They brought the bottle over, and poured out a wineglassful, and
handed it to him, making signs that he should drink it off quickly.
"Ah!" said my friend to himself, as he took the glass and raised it
to the light, and winked at it wickedly, "this is some rare old
spirit peculiar to the district - some old heirloom kept specially
for the favoured guest."
And he held the glass aloft and made a speech, in which he wished
long life and many grand-children to the old couple, and a handsome
husband to the daughter, and prosperity to the whole village. They
could not understand him, he knew; but he thought there might be
that in his tones and gestures from which they would gather the
sense of what he was saying, and understand how kindly he felt
towards them all. When he had finished, he put his hand upon his
heart and smiled some more, and then tossed the liquor off at a
gulp.
Three seconds later he discovered that it was a stringent and
trustworthy emetic that he had swallowed. His audience had mistaken
his signs of gratitude for efforts on his part to explain to them
that he was poisoned, or, at all events, was suffering from acute
and agonising indigestion, and had done what they could to comfort
him.
The drug that they had given him was not one of those common, cheap
medicines that lose their effect before they have been in the system
half-an-hour. He felt that it would be useless to begin another
supper then, even if he could get one, and so he went to bed a good
deal hungrier and a good deal less refreshed than when he arrived at
the inn.
Gratitude is undoubtedly a thing that should not be attempted by the
amateur pantomimist.
"Savoury" is another. B. and I very nearly did ourselves a serious
internal injury, trying to express it. We slaved like cab-horses at
it - for about five minutes, and succeeded in conveying to the mind
of the waiter that we wanted to have a game at dominoes.
Then, like a beam of sunlight to a man lost in some dark, winding
cave, came to me the reflection that I had in my pocket a German
conversation book.
How stupid of me not to have thought of it before. Here had we been
racking our brains and our bodies, trying to explain our wants to an
uneducated German, while, all the time, there lay to our hands a
book specially written and prepared to assist people out of the very
difficulty into which we had fallen - a book carefully compiled with
the express object of enabling English travellers who, like
ourselves, only spoke German in a dilettante fashion, to make their
modest requirements known throughout the Fatherland, and to get out
of the country alive and uninjured.
I hastily snatched the book from my pocket, and commenced to search
for dialogues dealing with the great food question. There were
none!
There were lengthy and passionate "Conversations with a laundress"
about articles that I blush to remember. Some twenty pages of the
volume were devoted to silly dialogues between an extraordinarily
patient shoemaker and one of the most irritating and
constitutionally dissatisfied customers that an unfortunate shop-
keeper could possibly be cursed with; a customer who, after
twaddling for about forty minutes, and trying on, apparently, every
pair of boots in the place, calmly walks out with:
"Ah! well, I shall not purchase anything to-day. Good-morning!"
The shopkeeper's reply, by-the-by, is not given. It probably took
the form of a boot-jack, accompanied by phrases deemed useless for
the purposes of the Christian tourist.
There was really something remarkable about the exhaustiveness of
this "conversation at the shoemaker's." I should think the book
must have been written by someone who suffered from corns. I could
have gone to a German shoemaker with this book and have talked the
man's head off.
Then there were two pages of watery chatter "on meeting a friend in
the street" - "Good-morning, sir (or madam)." "I wish you a merry
Christmas." "How is your mother?" As if a man who hardly knew
enough German to keep body and soul together, would want to go about
asking after the health of a foreign person's mother.
There were also "conversations in the railway carriage,"
conversations between travelling lunatics, apparently, and dialogues
"during the passage." "How do you feel now?" "Pretty well as yet;
but I cannot say how long it will last." "Oh, what waves! I now
feel very unwell and shall go below.
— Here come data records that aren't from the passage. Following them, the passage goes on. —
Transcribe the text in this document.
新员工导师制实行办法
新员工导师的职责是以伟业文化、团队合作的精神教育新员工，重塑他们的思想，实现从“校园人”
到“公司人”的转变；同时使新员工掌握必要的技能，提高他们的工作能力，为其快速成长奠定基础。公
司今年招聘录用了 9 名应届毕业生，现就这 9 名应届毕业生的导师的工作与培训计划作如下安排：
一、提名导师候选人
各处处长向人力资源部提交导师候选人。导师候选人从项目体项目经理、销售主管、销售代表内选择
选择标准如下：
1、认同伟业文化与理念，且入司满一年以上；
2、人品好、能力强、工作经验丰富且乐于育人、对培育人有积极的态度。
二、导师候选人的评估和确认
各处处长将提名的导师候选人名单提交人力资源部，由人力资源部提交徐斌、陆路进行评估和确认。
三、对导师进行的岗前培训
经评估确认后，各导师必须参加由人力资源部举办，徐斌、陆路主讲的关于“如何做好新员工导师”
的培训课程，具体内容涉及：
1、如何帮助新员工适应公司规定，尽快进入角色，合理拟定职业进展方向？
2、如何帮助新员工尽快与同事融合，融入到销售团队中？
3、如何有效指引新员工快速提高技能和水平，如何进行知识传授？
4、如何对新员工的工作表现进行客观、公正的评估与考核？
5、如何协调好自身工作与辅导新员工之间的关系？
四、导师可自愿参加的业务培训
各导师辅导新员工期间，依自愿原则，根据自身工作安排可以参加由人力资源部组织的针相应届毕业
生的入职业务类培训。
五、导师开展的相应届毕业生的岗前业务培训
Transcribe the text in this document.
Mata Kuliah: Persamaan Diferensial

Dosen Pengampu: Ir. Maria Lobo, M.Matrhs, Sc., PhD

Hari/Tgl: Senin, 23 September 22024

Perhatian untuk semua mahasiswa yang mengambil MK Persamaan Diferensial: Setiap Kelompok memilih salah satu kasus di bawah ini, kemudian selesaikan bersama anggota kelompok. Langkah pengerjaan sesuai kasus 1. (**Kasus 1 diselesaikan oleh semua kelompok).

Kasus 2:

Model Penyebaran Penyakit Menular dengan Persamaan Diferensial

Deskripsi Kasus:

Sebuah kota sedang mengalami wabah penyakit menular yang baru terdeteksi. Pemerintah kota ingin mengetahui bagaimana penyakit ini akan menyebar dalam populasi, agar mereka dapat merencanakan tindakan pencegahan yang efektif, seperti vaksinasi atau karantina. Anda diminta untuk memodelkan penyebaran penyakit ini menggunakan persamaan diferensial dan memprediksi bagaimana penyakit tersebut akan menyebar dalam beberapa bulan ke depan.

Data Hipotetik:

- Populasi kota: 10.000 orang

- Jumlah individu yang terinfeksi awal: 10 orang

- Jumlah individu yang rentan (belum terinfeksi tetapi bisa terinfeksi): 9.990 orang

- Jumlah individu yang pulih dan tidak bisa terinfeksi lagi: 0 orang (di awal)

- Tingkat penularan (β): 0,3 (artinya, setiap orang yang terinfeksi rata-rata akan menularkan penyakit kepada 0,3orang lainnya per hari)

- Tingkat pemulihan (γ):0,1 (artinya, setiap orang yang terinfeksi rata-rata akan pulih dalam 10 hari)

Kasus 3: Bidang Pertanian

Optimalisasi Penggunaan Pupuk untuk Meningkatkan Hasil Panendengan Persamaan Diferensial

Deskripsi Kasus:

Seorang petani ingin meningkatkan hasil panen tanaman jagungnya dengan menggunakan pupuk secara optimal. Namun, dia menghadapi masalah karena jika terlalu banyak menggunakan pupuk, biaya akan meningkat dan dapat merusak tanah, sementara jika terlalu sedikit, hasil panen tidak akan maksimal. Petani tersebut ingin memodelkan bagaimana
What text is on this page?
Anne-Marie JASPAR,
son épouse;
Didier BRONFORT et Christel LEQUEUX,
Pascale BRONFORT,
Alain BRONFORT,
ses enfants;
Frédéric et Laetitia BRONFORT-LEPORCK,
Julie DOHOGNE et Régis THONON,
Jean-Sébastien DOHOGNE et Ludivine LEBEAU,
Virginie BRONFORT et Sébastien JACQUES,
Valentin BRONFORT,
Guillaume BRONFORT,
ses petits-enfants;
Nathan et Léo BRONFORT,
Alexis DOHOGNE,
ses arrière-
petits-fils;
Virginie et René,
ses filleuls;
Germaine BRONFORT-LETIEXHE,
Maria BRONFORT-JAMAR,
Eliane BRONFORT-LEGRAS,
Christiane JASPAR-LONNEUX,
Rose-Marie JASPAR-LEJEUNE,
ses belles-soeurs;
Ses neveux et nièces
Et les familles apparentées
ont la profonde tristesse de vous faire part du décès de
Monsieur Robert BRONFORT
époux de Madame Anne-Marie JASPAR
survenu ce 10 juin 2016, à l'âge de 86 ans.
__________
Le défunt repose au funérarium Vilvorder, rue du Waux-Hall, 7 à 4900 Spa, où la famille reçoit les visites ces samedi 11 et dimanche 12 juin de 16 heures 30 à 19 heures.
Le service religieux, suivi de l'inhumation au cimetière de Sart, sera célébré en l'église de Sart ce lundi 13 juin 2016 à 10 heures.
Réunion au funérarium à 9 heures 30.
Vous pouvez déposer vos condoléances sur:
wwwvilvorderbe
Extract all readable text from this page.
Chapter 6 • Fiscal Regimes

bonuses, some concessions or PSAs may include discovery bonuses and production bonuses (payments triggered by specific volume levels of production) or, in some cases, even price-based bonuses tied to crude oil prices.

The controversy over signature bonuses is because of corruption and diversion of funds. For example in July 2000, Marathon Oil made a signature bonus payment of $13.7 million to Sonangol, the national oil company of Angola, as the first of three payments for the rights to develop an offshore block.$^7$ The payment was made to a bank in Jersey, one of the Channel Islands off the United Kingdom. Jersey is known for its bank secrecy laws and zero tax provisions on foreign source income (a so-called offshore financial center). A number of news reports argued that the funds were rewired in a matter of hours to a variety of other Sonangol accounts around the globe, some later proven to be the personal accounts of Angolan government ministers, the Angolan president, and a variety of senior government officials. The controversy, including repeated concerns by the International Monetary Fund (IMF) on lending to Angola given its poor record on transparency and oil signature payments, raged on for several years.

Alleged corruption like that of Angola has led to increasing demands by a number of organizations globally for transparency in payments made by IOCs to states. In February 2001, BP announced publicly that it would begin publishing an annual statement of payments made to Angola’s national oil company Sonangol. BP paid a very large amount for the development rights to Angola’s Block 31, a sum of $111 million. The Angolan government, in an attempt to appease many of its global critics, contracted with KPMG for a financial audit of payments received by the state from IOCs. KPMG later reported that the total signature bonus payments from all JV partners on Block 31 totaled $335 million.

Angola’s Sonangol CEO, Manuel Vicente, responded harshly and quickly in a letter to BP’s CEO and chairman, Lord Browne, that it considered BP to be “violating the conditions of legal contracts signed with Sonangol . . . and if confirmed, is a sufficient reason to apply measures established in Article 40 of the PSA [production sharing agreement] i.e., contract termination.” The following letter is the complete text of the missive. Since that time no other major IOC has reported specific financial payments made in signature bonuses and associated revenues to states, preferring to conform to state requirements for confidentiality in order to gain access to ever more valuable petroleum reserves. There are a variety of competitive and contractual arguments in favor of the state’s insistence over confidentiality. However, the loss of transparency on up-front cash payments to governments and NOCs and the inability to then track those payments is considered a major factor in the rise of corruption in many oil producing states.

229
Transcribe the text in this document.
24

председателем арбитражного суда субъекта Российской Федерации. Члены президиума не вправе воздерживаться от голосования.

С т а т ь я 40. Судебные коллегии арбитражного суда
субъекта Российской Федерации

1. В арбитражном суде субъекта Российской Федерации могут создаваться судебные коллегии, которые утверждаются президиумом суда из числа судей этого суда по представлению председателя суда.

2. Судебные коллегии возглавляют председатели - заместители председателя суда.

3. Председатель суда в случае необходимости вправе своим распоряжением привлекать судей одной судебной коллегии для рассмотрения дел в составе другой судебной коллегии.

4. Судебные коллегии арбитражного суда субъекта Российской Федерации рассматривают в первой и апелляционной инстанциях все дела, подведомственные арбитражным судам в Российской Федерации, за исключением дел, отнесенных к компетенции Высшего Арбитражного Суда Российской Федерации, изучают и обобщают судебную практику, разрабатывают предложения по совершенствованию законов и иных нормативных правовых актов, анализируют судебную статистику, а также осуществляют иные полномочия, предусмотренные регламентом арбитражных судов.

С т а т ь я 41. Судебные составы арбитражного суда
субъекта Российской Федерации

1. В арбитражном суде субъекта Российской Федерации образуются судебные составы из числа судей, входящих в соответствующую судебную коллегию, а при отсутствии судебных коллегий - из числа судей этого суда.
Ask for a basin for me."
Imagine a person who felt like that wanting to know the German for
it.
At the end of the book were German proverbs and "Idiomatic Phrases,"
by which latter would appear to be meant in all languages, "phrases
for the use of idiots": - "A sparrow in the hand is better than a
pigeon on the roof." - "Time brings roses." - "The eagle does not
catch flies." - "One should not buy a cat in a sack," - as if there
were a large class of consumers who habitually did purchase their
cats in that way, thus enabling unscrupulous dealers to palm off
upon them an inferior cat, and whom it was accordingly necessary to
advise against the custom.
I skimmed through all this nonsense, but not a word could I discover
anywhere about a savoury omelette. Under the head of "Eating and
Drinking," I found a short vocabulary; but it was mainly concerned
with "raspberries" and "figs" and "medlars" (whatever they may be; I
never heard of them myself), and "chestnuts," and such like things
that a man hardly ever wants, even when he is in his own country.
There was plenty of oil and vinegar, and pepper and salt and mustard
in the list, but nothing to put them on.